Amiri’s life was cut short by senseless violence, and this narrative has become far too common for Black trans women. Although our community can find solace in the Toledo police identifying her killer, the sad reality is that it won’t bring Amiri back and she won’t be able to experience the joys that come with living a long and full life. Despite the tragic ending of Amiri’s life, her spirit will live on, and we must never forget her name.”

Tori Cooper, Human Rights Campaign Director of Community Engagement for the Transgender Justice Initiative

Amiri is at least the 15th Black transgender woman to be killed in 2023, and the 20th trans or gender non-conforming person killed in 2023 with a gun. More than 25,000 hate crimes in the U.S. involve a firearm each year, which equates to almost 70 cases, according to a 2022 report from Everytown for Gun Safety in partnership with HRC and The Equality Federation Support Fund, “Remembering and Honoring Pulse: Anti-LGBTQ Bias and Guns Are Taking Lives of Countless LGBTQ People.” The report also notes a marked increase in anti-LGBTQ+ hate crimes, especially against transgender people. In 2022, the most recent year for which data is available, the FBI recorded a record-high number of hate crimes related to gender identity, including a 33% jump in hate crimes on the basis of gender identity from the year before. HRC’s own tracking of fatal violence against transgender and gender non-conforming people found that between 2013 and 2023, approximately seven in ten (69.6%) of all recorded fatalities against transgender and gender non-conforming people involved a firearm.

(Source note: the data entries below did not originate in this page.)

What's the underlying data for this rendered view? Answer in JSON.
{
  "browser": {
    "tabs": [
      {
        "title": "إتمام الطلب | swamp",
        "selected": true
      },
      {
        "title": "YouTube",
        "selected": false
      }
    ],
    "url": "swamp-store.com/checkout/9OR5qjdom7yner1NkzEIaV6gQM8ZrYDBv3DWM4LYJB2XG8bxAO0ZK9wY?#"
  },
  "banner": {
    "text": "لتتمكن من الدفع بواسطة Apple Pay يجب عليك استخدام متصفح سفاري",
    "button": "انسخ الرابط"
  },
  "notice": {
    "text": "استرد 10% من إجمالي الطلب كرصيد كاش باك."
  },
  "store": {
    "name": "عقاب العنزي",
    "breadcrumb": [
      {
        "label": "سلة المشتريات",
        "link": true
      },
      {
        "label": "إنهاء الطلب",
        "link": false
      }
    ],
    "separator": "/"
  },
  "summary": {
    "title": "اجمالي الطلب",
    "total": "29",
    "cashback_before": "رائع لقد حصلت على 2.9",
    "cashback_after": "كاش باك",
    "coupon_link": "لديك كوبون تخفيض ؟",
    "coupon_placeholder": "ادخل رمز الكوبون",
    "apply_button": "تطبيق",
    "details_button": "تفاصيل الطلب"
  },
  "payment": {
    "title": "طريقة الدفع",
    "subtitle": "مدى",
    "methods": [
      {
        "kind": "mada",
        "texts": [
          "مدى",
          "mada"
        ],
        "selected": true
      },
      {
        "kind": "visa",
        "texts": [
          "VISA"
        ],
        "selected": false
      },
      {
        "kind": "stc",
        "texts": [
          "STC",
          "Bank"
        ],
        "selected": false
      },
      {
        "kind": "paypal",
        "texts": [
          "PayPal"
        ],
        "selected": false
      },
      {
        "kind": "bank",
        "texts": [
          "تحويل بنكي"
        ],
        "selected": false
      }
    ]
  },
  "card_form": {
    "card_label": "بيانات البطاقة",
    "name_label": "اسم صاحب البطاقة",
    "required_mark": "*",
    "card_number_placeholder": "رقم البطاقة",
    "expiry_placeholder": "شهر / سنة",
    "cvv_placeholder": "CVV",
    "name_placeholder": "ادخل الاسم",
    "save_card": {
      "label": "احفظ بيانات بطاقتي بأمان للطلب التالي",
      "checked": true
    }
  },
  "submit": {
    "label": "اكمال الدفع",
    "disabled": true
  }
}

We must demand better from our elected officials and reject harmful anti-transgender legislation at the local, state and federal levels, while also considering every possible way to make ending this violence a reality. It is clear that fatal violence disproportionately affects transgender women of color, especially Black transgender women. The intersections of racism, transphobia, sexism, biphobia and homophobia conspire to deprive them of the necessities to live and thrive, so we must all work together to cultivate acceptance, reject hate and end stigma for everyone in the trans and gender non-conforming community. In June 2023, the Human Rights Campaign declared a National State of Emergency for LGBTQ+ Americans, as a result of the more than 550 anti-LGBTQ+ bills introduced into state houses that year, over 80 of which were signed into law—more than in any other year.